Een opmerkelijk boek over Romeins Cuijk is: "Cuijk, Een regionaal centrum in de Romeinse tijd" onder redactie van Harry van Enckevort en Jan Thijssen (uitgave Matrijs Utrecht, 2002). Naast de traditionele opvattingen wordt er toch ook de nodige twijfel in uitgesproken. Een zin als: "Het stenen castellum kan dus reeds onder Julianus zijn gebouwd of zelfs nog eerder, als daar argumenten voor gevonden kunnen worden" (p.87), toont dat wel aan. Men heeft al een conclusie getrokken zonder dat er argumenten voor gevonden zijn.
Vergelijkbare opmerkingen komen meer voor in dit boek van 112 pagina's.

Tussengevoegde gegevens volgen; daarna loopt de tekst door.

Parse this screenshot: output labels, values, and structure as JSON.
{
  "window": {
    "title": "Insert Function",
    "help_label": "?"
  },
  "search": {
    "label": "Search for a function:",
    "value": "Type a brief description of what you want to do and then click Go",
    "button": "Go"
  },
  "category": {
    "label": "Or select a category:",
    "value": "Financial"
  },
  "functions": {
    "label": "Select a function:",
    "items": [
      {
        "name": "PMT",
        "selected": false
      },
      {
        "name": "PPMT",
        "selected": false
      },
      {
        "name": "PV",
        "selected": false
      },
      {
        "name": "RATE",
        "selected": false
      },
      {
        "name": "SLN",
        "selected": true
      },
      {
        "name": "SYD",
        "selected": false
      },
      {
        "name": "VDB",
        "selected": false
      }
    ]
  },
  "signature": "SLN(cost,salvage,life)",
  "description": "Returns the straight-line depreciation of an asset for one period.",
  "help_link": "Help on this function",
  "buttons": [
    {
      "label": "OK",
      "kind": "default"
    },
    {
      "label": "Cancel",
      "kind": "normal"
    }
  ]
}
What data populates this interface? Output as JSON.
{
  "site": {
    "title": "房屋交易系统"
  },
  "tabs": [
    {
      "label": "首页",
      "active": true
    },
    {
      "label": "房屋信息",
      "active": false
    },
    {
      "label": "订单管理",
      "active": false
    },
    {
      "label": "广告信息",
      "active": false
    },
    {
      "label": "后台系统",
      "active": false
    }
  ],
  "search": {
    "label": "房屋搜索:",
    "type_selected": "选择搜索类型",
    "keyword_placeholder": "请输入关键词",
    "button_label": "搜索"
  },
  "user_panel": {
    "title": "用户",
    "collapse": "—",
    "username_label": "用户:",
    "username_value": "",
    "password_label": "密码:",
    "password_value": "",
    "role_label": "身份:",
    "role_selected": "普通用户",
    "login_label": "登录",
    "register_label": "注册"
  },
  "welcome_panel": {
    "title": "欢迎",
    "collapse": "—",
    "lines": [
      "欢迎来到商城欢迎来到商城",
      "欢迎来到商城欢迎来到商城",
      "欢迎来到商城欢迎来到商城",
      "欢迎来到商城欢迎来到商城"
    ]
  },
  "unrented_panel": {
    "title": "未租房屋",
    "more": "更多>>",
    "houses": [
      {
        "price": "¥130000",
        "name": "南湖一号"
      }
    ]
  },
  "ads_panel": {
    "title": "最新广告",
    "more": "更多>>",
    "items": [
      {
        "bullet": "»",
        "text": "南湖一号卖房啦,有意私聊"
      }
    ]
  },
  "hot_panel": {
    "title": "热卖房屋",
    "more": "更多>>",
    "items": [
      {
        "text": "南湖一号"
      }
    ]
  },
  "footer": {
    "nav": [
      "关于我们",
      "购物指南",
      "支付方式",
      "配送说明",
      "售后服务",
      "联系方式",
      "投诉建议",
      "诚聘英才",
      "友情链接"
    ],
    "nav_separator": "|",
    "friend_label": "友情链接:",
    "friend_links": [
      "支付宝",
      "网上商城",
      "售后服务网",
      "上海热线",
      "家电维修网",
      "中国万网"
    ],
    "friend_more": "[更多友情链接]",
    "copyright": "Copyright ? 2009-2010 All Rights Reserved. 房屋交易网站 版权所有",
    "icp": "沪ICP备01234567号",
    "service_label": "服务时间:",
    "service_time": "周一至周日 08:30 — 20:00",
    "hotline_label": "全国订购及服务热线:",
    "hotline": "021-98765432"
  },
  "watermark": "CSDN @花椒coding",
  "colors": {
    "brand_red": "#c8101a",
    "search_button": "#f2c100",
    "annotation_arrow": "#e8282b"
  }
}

Het komt er op neer dat er nog veel onduidelijk en twijfelachtig is in Romeins Cuijk.

Op p.47 lezen we bijvoorbeeld over de 'vermoede' Romeinse wegen rondom Cuijk: "Overigens ontberen al deze wegen (vooralsnog) de ruggesteun van een overtuigend archeologiche bewijs". Dat is wel duidelijke taal, waar we weinig aan toe hoeven te voegen.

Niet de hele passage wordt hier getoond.